Ce plan suit l'inclinaison de la plaque océanique plongeante.

  • Volcanisme de type explosif, avec des laves épaisses (andésite, rhyolite)
Coupe théorique au niveau d'une zone de subduction

Coupe théorique au niveau d'une zone de subduction

Lors de sa plongée vers l'asthénosphère, la plaque plongeante subit un important métamorphisme :

  • la pression augmente fortement avec la profondeur ;
  • la température augmente un peu ;
  • la plaque plongeante se déshydrate.

 

Il s'agit d'un métamorphisme haute pression − basse température.

De nouveaux minéraux apparaissent : glaucophane (faciès schistes bleus), grenat (faciès éclogite).

Métamorphisme de subductionLe « trajet » pression/température suivi par la plaque plongeante est indiqué en rouge.
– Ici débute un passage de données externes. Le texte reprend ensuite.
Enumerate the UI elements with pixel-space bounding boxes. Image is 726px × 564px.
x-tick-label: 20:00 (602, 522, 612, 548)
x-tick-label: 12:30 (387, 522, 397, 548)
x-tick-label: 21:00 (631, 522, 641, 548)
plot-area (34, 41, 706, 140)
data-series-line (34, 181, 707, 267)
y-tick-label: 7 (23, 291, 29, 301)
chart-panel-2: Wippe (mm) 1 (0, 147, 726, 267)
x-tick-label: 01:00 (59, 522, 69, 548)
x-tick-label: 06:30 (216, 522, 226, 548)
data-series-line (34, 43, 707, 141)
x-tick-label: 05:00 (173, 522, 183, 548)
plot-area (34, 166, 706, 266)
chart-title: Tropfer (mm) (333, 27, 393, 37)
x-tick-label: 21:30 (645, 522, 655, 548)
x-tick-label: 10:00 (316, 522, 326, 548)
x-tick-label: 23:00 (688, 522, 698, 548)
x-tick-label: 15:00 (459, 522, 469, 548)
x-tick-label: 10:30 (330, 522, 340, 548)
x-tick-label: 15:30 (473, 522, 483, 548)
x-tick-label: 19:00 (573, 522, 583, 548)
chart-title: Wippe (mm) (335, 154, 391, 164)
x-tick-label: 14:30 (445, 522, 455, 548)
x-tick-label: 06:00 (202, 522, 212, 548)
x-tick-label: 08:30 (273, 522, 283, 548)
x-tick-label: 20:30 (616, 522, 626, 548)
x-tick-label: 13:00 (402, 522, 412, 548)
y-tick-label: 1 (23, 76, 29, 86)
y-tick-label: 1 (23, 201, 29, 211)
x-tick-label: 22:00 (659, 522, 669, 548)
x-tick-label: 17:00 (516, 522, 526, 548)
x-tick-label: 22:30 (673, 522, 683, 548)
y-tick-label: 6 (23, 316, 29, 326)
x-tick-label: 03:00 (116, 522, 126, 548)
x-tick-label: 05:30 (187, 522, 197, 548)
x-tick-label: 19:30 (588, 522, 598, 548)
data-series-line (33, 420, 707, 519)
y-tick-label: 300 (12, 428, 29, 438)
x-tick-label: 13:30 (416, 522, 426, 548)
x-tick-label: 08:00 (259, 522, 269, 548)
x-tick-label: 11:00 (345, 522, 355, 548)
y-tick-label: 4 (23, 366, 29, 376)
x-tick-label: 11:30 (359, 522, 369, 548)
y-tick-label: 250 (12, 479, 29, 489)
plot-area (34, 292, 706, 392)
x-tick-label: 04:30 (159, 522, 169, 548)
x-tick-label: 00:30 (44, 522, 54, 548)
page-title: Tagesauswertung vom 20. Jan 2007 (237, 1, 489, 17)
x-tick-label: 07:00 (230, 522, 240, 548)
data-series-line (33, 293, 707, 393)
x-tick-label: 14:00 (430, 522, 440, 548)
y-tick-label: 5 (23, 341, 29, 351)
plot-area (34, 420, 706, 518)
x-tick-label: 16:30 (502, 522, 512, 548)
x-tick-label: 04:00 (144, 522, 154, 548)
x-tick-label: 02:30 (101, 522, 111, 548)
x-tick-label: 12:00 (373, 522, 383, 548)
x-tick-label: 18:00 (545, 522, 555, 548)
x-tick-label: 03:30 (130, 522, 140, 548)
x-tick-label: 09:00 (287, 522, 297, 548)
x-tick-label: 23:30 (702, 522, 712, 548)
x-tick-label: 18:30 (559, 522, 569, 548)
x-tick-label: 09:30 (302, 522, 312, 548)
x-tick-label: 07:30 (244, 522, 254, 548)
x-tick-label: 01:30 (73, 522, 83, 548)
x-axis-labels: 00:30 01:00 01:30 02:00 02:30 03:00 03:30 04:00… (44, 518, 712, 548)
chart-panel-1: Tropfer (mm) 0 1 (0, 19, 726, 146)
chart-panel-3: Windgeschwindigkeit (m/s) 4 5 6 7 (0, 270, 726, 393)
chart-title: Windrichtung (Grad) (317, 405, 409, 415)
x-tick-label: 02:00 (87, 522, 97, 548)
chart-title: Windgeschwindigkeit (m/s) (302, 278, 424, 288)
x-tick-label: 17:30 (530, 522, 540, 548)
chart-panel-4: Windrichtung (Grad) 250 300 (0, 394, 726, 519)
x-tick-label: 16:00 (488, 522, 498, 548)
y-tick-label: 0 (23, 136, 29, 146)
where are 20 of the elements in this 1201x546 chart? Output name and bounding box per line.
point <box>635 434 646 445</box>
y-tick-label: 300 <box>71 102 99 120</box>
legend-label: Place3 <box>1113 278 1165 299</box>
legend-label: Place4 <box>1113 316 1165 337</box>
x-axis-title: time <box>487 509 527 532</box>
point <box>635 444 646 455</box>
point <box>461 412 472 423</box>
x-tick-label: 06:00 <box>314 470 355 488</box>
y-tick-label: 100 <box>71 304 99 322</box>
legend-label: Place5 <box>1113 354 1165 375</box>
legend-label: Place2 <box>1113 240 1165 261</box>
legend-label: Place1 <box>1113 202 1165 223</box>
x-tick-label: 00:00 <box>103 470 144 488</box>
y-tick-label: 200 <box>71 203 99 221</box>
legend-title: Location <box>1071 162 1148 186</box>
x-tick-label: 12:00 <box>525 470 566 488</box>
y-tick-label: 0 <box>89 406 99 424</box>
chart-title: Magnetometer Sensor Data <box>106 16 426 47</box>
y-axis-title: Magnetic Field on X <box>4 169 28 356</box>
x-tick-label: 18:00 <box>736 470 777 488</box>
Métamorphisme de subductionLe « trajet » pression/température suivi par la plaque plongeante est indiqué en rouge.

La déshydratation de la plaque plongeante permet d'hydrater les péridotites situées au-dessus. Celles-ci entrent alors en fusion partielle. 

Ce ne sont donc pas les roches de la plaque plongeante qui sont à l'origine des magmas des zones de subduction, mais les roches hydratées de la plaque chevauchante. 

Le magma formé, riche en silice, monte du fait de sa moindre densité.

Ce magma peut donner naissance à deux types de roches :

  • des roches volcaniques, issues de laves visqueuses, à l'origine du volcanisme explosif : andésite, rhyolite, lorsque le refroidissement est rapide (roches microlitiques) ;
  • des roches plutoniques se formant en profondeur avec un refroidissement plus lent : granites et diorites (roches grenues riches en quartz).
Magmatisme au niveau d'une zone de subduction

Magmatisme au niveau d'une zone de subduction

La subduction permet en définitive de faire disparaître de la croûte océanique et de fabriquer de la croûte continentale.

II

Collision continentale

Lorsque, dans une zone de convergence, ce sont deux plaques continentales qui s'affrontent, aucune des deux ne passe sous l'autre et elles entrent en collision.

Une zone de collision présente des caractéristiques permettant de l'identifier :

  • reliefs positifs (= chaînes de montagnes) ;

Les Alpes et l'Himalaya, par exemple, sont des chaînes de collision.

  • signes d'une tectonique compressive : plis, failles inverses.

Failles inverses 

Les failles inverses sont des failles dans lesquelles l'un des blocs séparés par la faille se superpose à l'autre bloc. Elles sont caractéristiques des zones convergentes de compression.

Une faille inverse

Une faille inverse

Il existe des failles dites « normales », qui sont caractéristiques d'une zone d'extension (zones de divergence).

Une faille normale

Une faille normale

Des plis dans des roches calcaires

Des plis dans des roches calcaires

La collision continentale est à l'origine d'un épaississement de la croûte qui est comprimée.

Lors de la collision, des lambeaux de roches profondes peuvent être remontés à la surface. C'est ainsi que d'anciens fonds océaniques peuvent être retrouvés en altitude.

Le mont Chenaillet, dans les Alpes, comporte des structures ophiolitiques, c'est-à-dire présentant la superposition caractéristique des fonds océaniques : basaltes surmontant des gabbros qui reposent sur des péridotites.

Les ophiolites du Chenaillet

Les ophiolites du Chenaillet

Les mécanismes de convergence lithosphérique participent ainsi à la tectonique globale. 

La subduction permet une disparition du plancher océanique qui a été généré au niveau des dorsales. Le magmatisme caractéristique qui s'y déroule participe à la formation de croûte continentale nouvelle. 

Le phénomène de collision continentale se caractérise, lui, par un raccourcissement et un épaississement de la croûte continentale, avec un métamorphisme typique et des structures facilement identifiables (plis, failles inverses).